I've just moved to the area and am thinking about joining the glenroyal - mainly for the pool use - am pregnant so won't be using the gym. 

I'd be taking my little boy swimming once or twice a week and then would probably use the adult only pool at least once a week myself.

They're currently doing a deal of €150 for 3 months which is fine for me as it works out per swim.

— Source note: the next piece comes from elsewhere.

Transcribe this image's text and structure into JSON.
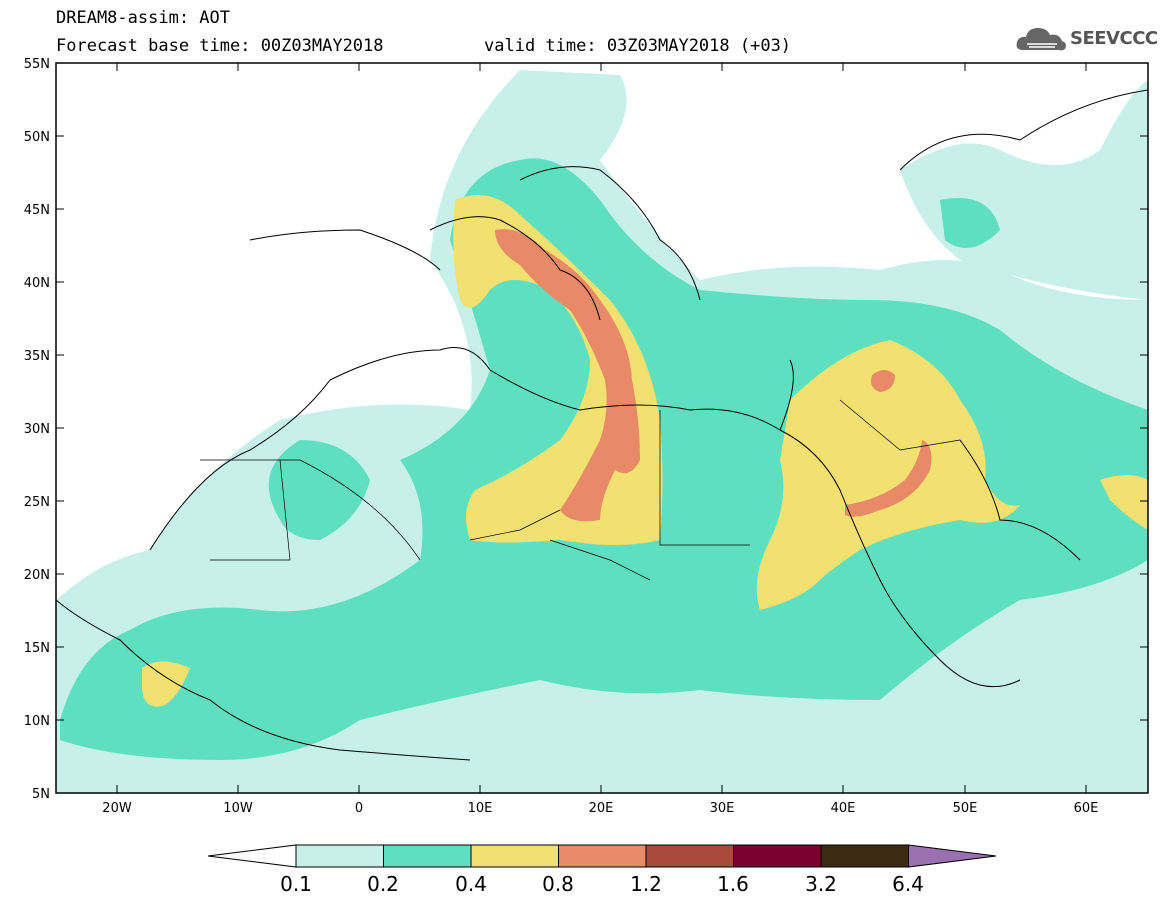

However, has anyone any experience of the leisure centre? The staff seemed very nice and it looks good - but personal experiences would be great.

Thanks


----------



## BillK (3 Aug 2011)

Mrs K and I have used the Glenroyal leisure centre on many occasions and we think it's great.


----------



## shesells (3 Aug 2011)

€50 a month for 3 swims a week :O That sounds crazy to me in these times!


----------



## highly (3 Aug 2011)

I was paying 5.50 per swim in Dublin and it's the closest pool to me - otherwise it's going to eat into petrol costs! And far cheaper than Johnstown house in Enfield which is also close - now THAT is mad money!!


----------



## niceoneted (3 Aug 2011)

What were you getting in Johnstown house? I just got a month for €35. I think that is brill. I intend using it for about 4/5 days a week for the month.


----------



## john martin (4 Aug 2011)

We have been using Glen Royal for years and find it very good. Best to pay every 3 months rather than yearly as you might skip the occasional month for holidays or other reasons. The gym is good and you will probably use it in the future.


----------



## highly (4 Aug 2011)

niceoneted - how did you get €35 a month - i actually threw out the info but it was close to €70 in Johnstown House?? is that a 12 month deal?


----------



## BillK (4 Aug 2011)

niceoneted said:


> What were you getting in Johnstown house? I just got a month for €35. I think that is brill. I intend using it for about 4/5 days a week for the month.


 
Mrs K and I have stayed at the Johnstown House hotel (assuming that it's the Marriott) on several occasions on our trips to Ireland and were always able to get a deal.
Staying there of course gives free access to the spa and all facilities.
Very comfortable hotel.


----------



## niceoneted (4 Aug 2011)

Highly, I just paid for the one month. My membership lapsed earlier in the summer and I hadn't been well so waited until now to get it. 
I think the €35 might be off peak /corporate rate - if there are a lot from your company/club I think.


----------



## Thirsty (6 Aug 2011)

I had a dim memory that there was a swimming pool in Maynooth University so I googled it - and I was right! 

[broken link removed]


----------